En période électorale, place à l’« euro-washing » :
- Un intérêt cyclique des médias pour les sujets européens est tout particulièrement fort lors des périodes électorales selon Claes De Vreese, qui estime ainsi qu’en dehors de certaines périodes (élections au Parlement européen, référendum, Conseils européens), seuls 2 à 5% des sujets télévisés des chaînes en Europe seraient consacrés aux sujets européens.
- A titre d’exemple, selon la newsletter Stratégies du 11 mai, France Télévisions ouvre un portail consacré à l’Europe, pendant la campagne. Avec le site FranceTV Info, une rubrique Europe est en ligne.
- Autre initiative, l’enquête du blog du correspondant à Bruxelles de la rédaction de France 2 qui réalise avec les auteurs du blog « Whatseuropinion? » (whatseuropinion.eu) animé par une équipe de diplômés du Collège de Bruges « une série de billets sur le thème des « idées reçues » sur l’Europe.
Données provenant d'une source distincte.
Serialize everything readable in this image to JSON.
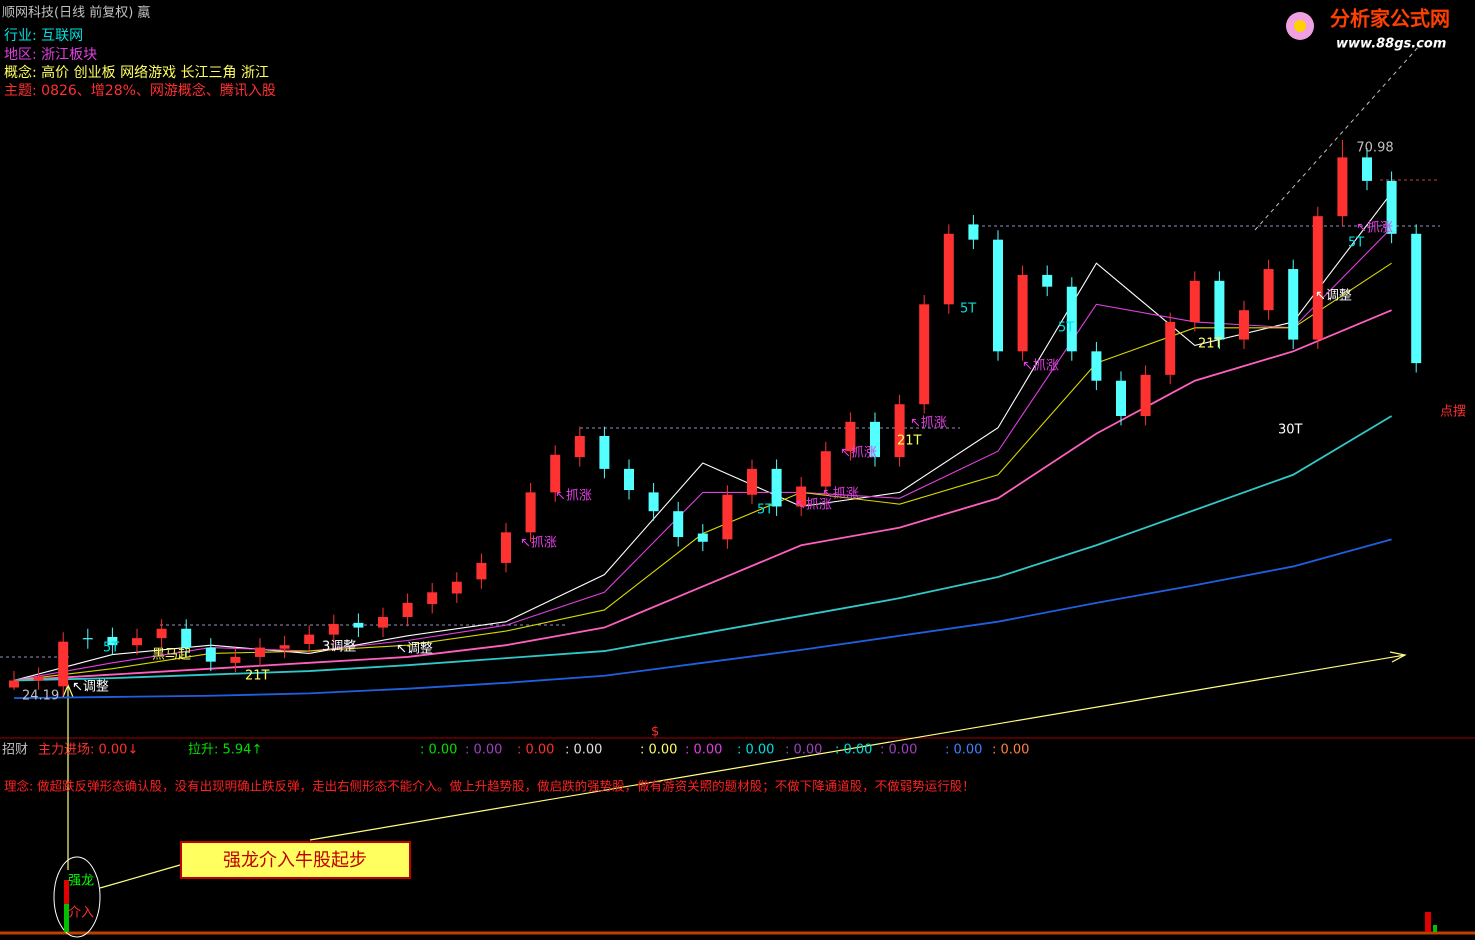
{
  "header": {
    "title": "顺网科技(日线 前复权) 蠃",
    "industry": "行业: 互联网",
    "region": "地区: 浙江板块",
    "concept": "概念: 高价 创业板 网络游戏 长江三角 浙江",
    "theme": "主题: 0826、增28%、网游概念、腾讯入股"
  },
  "logo": {
    "name": "分析家公式网",
    "url": "www.88gs.com"
  },
  "chart_data": {
    "type": "candlestick",
    "open": [
      24.4,
      25.0,
      24.5,
      28.6,
      28.7,
      28.0,
      28.6,
      29.4,
      27.8,
      26.5,
      27.0,
      27.7,
      28.1,
      28.9,
      29.9,
      29.5,
      30.4,
      31.5,
      32.4,
      33.6,
      35.0,
      37.6,
      41.0,
      44.0,
      45.8,
      43.0,
      41.0,
      39.4,
      37.5,
      37.0,
      40.8,
      43.0,
      39.8,
      41.5,
      44.5,
      47.0,
      44.0,
      48.5,
      57.0,
      63.8,
      62.5,
      53.0,
      59.5,
      58.5,
      53.0,
      50.5,
      47.5,
      51.0,
      55.5,
      59.0,
      54.0,
      56.5,
      60.0,
      54.0,
      64.5,
      69.5,
      67.5,
      63.0
    ],
    "high": [
      25.8,
      26.1,
      29.1,
      29.4,
      29.5,
      29.4,
      30.2,
      30.2,
      28.6,
      27.8,
      28.6,
      28.8,
      29.7,
      30.6,
      30.7,
      31.2,
      32.4,
      33.3,
      34.2,
      35.8,
      38.4,
      41.8,
      45.0,
      46.6,
      46.6,
      43.8,
      41.8,
      40.2,
      38.3,
      41.6,
      43.8,
      43.8,
      42.3,
      45.3,
      47.8,
      47.8,
      49.3,
      57.8,
      63.8,
      64.6,
      63.3,
      60.3,
      60.3,
      59.3,
      53.8,
      51.3,
      51.8,
      56.3,
      59.8,
      59.8,
      57.3,
      60.8,
      60.8,
      65.3,
      70.98,
      70.3,
      68.3,
      63.8
    ],
    "low": [
      24.19,
      24.2,
      23.7,
      27.7,
      27.2,
      27.2,
      27.8,
      27.0,
      25.8,
      25.7,
      26.2,
      26.9,
      27.3,
      28.1,
      28.7,
      28.7,
      29.6,
      30.7,
      31.6,
      32.8,
      34.2,
      36.8,
      40.2,
      43.2,
      42.2,
      40.4,
      38.6,
      36.4,
      36.0,
      36.2,
      40.0,
      39.0,
      39.0,
      40.7,
      43.7,
      43.2,
      43.2,
      47.7,
      56.2,
      61.7,
      52.2,
      52.2,
      57.7,
      52.2,
      49.7,
      46.7,
      46.7,
      50.2,
      54.7,
      53.2,
      53.2,
      55.7,
      53.2,
      53.2,
      63.7,
      66.7,
      62.2,
      51.2
    ],
    "close": [
      25.0,
      25.3,
      28.3,
      28.5,
      28.0,
      28.6,
      29.4,
      27.8,
      26.6,
      27.0,
      27.8,
      28.0,
      28.9,
      29.8,
      29.5,
      30.4,
      31.6,
      32.5,
      33.4,
      35.0,
      37.6,
      41.0,
      44.2,
      45.8,
      43.0,
      41.2,
      39.4,
      37.2,
      36.8,
      40.8,
      43.0,
      39.8,
      41.5,
      44.5,
      47.0,
      44.0,
      48.5,
      57.0,
      63.0,
      62.5,
      53.0,
      59.5,
      58.5,
      53.0,
      50.5,
      47.5,
      51.0,
      55.5,
      59.0,
      54.0,
      56.5,
      60.0,
      54.0,
      64.5,
      69.5,
      67.5,
      63.0,
      52.0
    ],
    "ylim": [
      20.36,
      82.89
    ],
    "ma": {
      "x": [
        0,
        4,
        8,
        12,
        16,
        20,
        24,
        28,
        32,
        36,
        40,
        44,
        48,
        52,
        56
      ],
      "series": [
        {
          "color": "#ffffff",
          "values": [
            25.0,
            27.2,
            28.0,
            27.3,
            28.8,
            30.0,
            34.0,
            43.5,
            39.8,
            41.0,
            46.5,
            60.5,
            53.5,
            55.5,
            66.5
          ]
        },
        {
          "color": "#e040e0",
          "values": [
            25.0,
            26.5,
            27.8,
            27.5,
            28.4,
            29.7,
            32.5,
            41.0,
            41.0,
            40.5,
            44.5,
            57.0,
            55.5,
            55.0,
            63.5
          ]
        },
        {
          "color": "#d8d800",
          "values": [
            25.0,
            26.0,
            27.3,
            27.5,
            28.0,
            29.2,
            31.0,
            37.5,
            41.0,
            40.0,
            42.5,
            52.0,
            55.0,
            55.0,
            60.5
          ]
        },
        {
          "color": "#ff60c0",
          "values": [
            25.0,
            25.5,
            26.0,
            26.5,
            27.0,
            28.0,
            29.5,
            33.0,
            36.5,
            38.0,
            40.5,
            46.0,
            50.5,
            53.0,
            56.5
          ]
        },
        {
          "color": "#30c8c8",
          "values": [
            25.0,
            25.2,
            25.5,
            25.8,
            26.3,
            26.9,
            27.5,
            29.0,
            30.5,
            32.0,
            33.8,
            36.5,
            39.5,
            42.5,
            47.5
          ]
        },
        {
          "color": "#2060e0",
          "values": [
            23.5,
            23.6,
            23.7,
            23.9,
            24.3,
            24.8,
            25.4,
            26.5,
            27.6,
            28.8,
            30.0,
            31.6,
            33.1,
            34.7,
            37.0
          ]
        }
      ]
    }
  },
  "annotations": [
    "↖调整",
    "5T",
    "黑马起",
    "21T",
    "3调整",
    "↖调整",
    "↖抓涨",
    "↖抓涨",
    "5T",
    "↖抓涨",
    "↖抓涨",
    "↖抓涨",
    "21T",
    "↖抓涨",
    "5T",
    "↖抓涨",
    "5T",
    "21T",
    "↖调整",
    "5T",
    "↖抓涨",
    "30T",
    "点摆"
  ],
  "indicator": {
    "name": "招财",
    "main": "主力进场: 0.00↓",
    "rise": "拉升: 5.94↑",
    "marker": "$",
    "values": [
      ": 0.00",
      ": 0.00",
      ": 0.00",
      ": 0.00",
      ": 0.00",
      ": 0.00",
      ": 0.00",
      ": 0.00",
      ": 0.00",
      ": 0.00",
      ": 0.00",
      ": 0.00"
    ]
  },
  "philosophy": "理念: 做超跌反弹形态确认股，没有出现明确止跌反弹，走出右侧形态不能介入。做上升趋势股，做启跌的强势股，做有游资关照的题材股；不做下降通道股，不做弱势运行股！",
  "callout": "强龙介入牛股起步",
  "signal": {
    "top": "强龙",
    "bottom": "介入"
  }
}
Elles sont nombreuses : certaines totalement fausses, d’autres en partie ou entièrement exactes. »
Ainsi, les multiples spécificités du traitement médiatique de l’Europe impliquent que le jugement porté par le public sur l’Europe est sans doute davantage lié au degré d’investissement des médias pour traiter les questions européennes qu’à un véritable désintérêt pour les enjeux européens.